Martina's P.O.V.
"Andiamo a comprare il nuovo mostro!" canticchia allegramente il piccolo Daniel. Mi prende per mano, mentre con l'altra afferra quella di Jorge, e insieme ci avviamo verso lo store di giocattoli più grande del centro commerciale. "E' un gigante di terra e sarà il più grande della mia collezione" spiega entusiasta. "Da questa parte" mi conduce a passo spedito verso uno scaffale, lasciando un po' più indietro Jorge.
"Daniel, non correre" lo riprende raggiungendoci. "Il gioco non scappa, tranquillo" gli stringe la mano delicatamente e il bimbo annuisce.
"Eccolo! Eccolo!" saltella indicando una confezione su uno scaffale in alto. Provo a prenderglielo, ma non ci arrivo, nemmeno salendo in punta. Sto quasi per toccare la scatola, quando qualcun altro dietro di me l'afferra. Mi volto di scatto e mi ritrovo a pochi centimetri dal petto di Jorge, mi irrigidisco, non riuscendo a muovermi. Posso sentire il suo profumo, è gradevole e fresco.
"Ehm... ecco a te Dani" si scosta il ragazzo dagli occhi verdi e porge il gioco al nipote. Mi desto anche io, tornando anche con la mente sul pianeta Terra e sorrido al bambino.
"Grazie! Grazie!" esclama stringendo la scatola al petto. "Andiamo di la!" dice poi correndo dall'altra parte del negozio, verso le macchinine telecomandate. Fran le adorava quando era piccolo, tutt'ora ha la sua collezione e ci tiene come se fossero dei figli.

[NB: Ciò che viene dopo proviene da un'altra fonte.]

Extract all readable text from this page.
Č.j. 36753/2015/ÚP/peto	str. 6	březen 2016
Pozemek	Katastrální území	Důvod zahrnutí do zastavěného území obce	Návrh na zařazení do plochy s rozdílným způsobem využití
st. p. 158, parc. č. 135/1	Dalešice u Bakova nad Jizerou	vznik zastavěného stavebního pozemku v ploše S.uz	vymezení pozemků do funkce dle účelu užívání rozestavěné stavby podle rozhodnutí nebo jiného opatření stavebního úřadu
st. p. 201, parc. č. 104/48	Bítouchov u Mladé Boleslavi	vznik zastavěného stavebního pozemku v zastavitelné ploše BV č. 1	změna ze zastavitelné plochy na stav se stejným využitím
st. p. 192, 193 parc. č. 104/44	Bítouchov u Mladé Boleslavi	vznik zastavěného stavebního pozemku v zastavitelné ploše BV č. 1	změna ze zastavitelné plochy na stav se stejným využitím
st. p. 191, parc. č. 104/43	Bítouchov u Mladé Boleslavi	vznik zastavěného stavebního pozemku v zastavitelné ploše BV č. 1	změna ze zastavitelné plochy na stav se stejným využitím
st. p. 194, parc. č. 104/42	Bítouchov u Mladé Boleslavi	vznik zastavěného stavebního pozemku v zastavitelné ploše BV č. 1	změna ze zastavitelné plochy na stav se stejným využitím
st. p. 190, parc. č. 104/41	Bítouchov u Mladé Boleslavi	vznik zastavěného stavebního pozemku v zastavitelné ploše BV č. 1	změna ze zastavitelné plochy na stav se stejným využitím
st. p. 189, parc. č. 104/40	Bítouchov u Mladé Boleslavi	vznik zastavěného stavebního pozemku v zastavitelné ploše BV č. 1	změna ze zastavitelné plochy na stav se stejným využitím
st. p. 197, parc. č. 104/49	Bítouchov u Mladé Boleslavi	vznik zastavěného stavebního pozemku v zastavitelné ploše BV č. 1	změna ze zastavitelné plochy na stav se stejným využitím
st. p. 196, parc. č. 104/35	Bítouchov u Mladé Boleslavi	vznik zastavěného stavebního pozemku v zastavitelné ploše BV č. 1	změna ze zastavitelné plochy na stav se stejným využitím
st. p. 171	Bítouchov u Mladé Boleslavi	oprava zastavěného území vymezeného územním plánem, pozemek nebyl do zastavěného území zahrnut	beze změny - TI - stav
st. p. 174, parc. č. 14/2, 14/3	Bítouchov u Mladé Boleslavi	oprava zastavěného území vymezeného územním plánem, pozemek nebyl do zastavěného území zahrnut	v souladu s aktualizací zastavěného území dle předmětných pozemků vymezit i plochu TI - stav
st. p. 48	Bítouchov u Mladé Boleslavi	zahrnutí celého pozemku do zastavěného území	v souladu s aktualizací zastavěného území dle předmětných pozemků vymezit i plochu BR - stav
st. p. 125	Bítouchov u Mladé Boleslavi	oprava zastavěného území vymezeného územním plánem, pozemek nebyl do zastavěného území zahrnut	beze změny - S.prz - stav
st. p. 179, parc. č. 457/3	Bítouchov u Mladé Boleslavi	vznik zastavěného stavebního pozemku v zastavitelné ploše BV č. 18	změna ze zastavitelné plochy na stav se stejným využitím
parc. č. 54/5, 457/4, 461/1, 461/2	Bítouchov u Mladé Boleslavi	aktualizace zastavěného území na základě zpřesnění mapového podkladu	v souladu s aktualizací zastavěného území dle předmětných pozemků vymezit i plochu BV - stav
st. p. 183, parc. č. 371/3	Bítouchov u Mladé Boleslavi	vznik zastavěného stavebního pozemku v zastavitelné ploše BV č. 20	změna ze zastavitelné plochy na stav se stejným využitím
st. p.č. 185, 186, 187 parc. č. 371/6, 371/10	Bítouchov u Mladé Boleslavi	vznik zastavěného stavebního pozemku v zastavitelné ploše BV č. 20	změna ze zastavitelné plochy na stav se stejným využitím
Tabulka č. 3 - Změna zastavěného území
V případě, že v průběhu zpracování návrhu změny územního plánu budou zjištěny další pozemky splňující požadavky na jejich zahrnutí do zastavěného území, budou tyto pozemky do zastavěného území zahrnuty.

Passo davanti il reparto dedicato ai più piccoli e la mia attenzione viene catturata da un carillon a forma di pianoforte. Mi avvicino attratta da quell'oggetto, come una falena lo è dalla luce. Ne avevo uno uguale. Me lo regalò la mamma, il giorno del mio primo concerto. Entrai in conservatorio all'età di nove anni, ero la più piccola del mio gruppo, poiché tutte avevano dai dieci anni in su, eppure al primo concerto ebbi un brano da solista al piano. Studiavo pianoforte e chitarra e poi, all'età di quattordici anni, ho iniziato anche canto, che studiavo a casa con mamma. La musica era, e continua ad essere, la mia vita, ma nulla è come prima. Rigiro il carillon tra le mani e lo aziono; parte una dolce melodia, la stessa di quello che mi regalò la mamma. Ero così affezionata a quel carillon, che purtroppo si è rotto tempo fa. "E' bellissimo Tini" la voce di Dani alle mie spalle mi fa voltare verso di lui.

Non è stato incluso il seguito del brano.